Sources: TechCrunch · Fortune | Comments (0)
275,000 AI Roles Sit Unfilled While Displaced Workers Can’t Cross the Skills Divide
A deepening mismatch is emerging at the heart of the 2026 tech labour market: more than 275,000 AI-related positions sit unfilled across US employers, yet laid-off tech workers cannot cross the skills divide to claim them. Research shows skills required for AI-exposed roles are evolving 66% faster than those in other job categories. Meanwhile, 90% of organizations report critical skills shortages, with analysts warning of a collective $5.5 trillion productivity loss if the gap goes unaddressed. Companies relying on headcount reductions to fund AI investment are discovering they are simultaneously eliminating the people best positioned to learn and deploy the new tools.
Sources: Rest of World · GeekQu | Comments (0)
AI Engineer Total Comp Reaches $550K–$850K at Top Firms
Compensation data from multiple 2026 salary platforms confirms AI engineering pay has reached levels that would have seemed implausible five years ago. Senior AI engineers at OpenAI and Google are earning between $550,000 and $850,000 in total annual compensation, with an L6 Google engineer drawing a reported $285,000 base plus $350,000 in annual stock units. Mid-level AI engineers command $160,000 to $210,000 in base salary before equity. San Francisco and New York continue to pay the highest premiums. The widening gap between AI specialist pay and general software engineering compensation is generating significant internal equity tension at major technology organisations.
Sources: Axiom Recruit · Kore1 | Comments (0)
Enterprises Abandon Point Solutions for End-to-End AI Recruiting Platforms
The recruiting technology market is rapidly consolidating as enterprise buyers move away from piecing together separate tools for sourcing, outreach, screening, and scheduling. Industry research shows 89% of HR professionals using AI tools report meaningful time savings, with AI-powered teams reclaiming roughly 20% of their working week. The EU AI Act, now fully in effect, is adding compliance pressure on vendors to document algorithmic guardrails against bias in candidate screening. Leading platforms including Eightfold.ai, Workday, SeekOut, and Greenhouse are racing to consolidate workflows under unified systems capable of handling sourcing through offer management in one place.

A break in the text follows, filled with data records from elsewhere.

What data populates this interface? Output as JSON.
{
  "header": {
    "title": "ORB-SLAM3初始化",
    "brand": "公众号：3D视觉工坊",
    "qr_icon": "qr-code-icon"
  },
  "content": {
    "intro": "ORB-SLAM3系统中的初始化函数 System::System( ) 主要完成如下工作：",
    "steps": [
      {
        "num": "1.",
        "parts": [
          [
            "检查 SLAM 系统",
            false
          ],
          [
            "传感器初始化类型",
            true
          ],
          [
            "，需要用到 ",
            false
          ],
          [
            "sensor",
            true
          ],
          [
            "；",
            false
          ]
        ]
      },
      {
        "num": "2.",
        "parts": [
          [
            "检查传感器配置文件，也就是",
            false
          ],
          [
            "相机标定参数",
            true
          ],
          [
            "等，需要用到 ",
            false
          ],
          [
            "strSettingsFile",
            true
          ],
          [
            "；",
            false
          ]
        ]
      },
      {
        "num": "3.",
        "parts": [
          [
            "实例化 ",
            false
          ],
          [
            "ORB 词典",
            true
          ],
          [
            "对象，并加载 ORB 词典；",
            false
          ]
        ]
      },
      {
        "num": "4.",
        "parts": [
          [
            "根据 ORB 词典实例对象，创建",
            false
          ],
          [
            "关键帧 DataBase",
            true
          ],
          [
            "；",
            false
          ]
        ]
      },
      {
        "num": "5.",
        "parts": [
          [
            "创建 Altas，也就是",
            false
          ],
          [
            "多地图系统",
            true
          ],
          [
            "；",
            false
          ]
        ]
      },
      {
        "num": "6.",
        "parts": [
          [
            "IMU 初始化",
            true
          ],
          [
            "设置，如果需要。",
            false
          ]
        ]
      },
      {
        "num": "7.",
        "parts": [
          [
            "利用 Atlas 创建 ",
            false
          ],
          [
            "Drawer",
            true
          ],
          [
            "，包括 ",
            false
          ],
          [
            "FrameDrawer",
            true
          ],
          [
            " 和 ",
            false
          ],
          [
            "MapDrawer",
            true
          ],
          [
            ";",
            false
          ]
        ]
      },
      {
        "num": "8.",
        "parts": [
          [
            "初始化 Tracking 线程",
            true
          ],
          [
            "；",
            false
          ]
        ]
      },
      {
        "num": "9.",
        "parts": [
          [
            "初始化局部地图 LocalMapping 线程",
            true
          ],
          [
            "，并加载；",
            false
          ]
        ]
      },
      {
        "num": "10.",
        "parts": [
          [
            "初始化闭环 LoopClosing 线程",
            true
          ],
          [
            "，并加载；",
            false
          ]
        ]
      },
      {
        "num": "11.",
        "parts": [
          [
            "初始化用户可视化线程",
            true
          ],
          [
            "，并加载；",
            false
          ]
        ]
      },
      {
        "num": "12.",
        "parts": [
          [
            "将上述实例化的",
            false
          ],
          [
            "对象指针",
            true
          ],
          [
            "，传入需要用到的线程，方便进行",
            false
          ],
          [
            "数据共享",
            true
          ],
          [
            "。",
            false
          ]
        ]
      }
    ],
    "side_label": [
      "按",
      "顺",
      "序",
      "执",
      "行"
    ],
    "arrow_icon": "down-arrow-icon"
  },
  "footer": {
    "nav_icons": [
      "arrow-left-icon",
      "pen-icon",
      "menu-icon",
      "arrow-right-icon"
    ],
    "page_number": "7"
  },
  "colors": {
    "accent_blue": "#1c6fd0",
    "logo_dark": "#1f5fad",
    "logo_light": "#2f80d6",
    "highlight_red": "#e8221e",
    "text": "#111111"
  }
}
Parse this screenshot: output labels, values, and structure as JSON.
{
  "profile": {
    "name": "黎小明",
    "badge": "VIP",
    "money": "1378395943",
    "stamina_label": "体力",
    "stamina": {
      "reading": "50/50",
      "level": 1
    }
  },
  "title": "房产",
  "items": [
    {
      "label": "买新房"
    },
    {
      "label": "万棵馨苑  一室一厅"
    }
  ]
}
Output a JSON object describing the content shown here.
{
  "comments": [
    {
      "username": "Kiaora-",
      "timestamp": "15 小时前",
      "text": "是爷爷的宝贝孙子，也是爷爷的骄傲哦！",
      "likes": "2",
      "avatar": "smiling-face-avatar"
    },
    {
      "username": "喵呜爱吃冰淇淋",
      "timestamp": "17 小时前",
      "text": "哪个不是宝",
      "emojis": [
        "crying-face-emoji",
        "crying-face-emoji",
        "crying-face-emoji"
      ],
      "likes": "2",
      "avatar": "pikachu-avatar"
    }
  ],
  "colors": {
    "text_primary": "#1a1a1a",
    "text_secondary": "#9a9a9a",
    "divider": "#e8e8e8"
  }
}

Sources: People Managing People · TechTarget | Comments (0)
Skills-Based Hiring Now the Dominant Approach as Degree Requirements Fall Away
Skills-based hiring has become the dominant approach among technology employers in 2026, with organisations prioritising demonstrated competency over academic credentials at accelerating pace. Even as 65% of technology leaders report greater difficulty finding qualified candidates than a year ago, 61% plan to increase permanent headcount in the first half of 2026 and 55% plan to expand contract or temporary hiring. Highest-demand roles cluster around AI and machine learning engineering, cybersecurity, data science, DevOps, and cloud infrastructure. Employers are also rewriting job descriptions to remove requirements that AI tooling now handles automatically, reflecting the reality of modern technical work.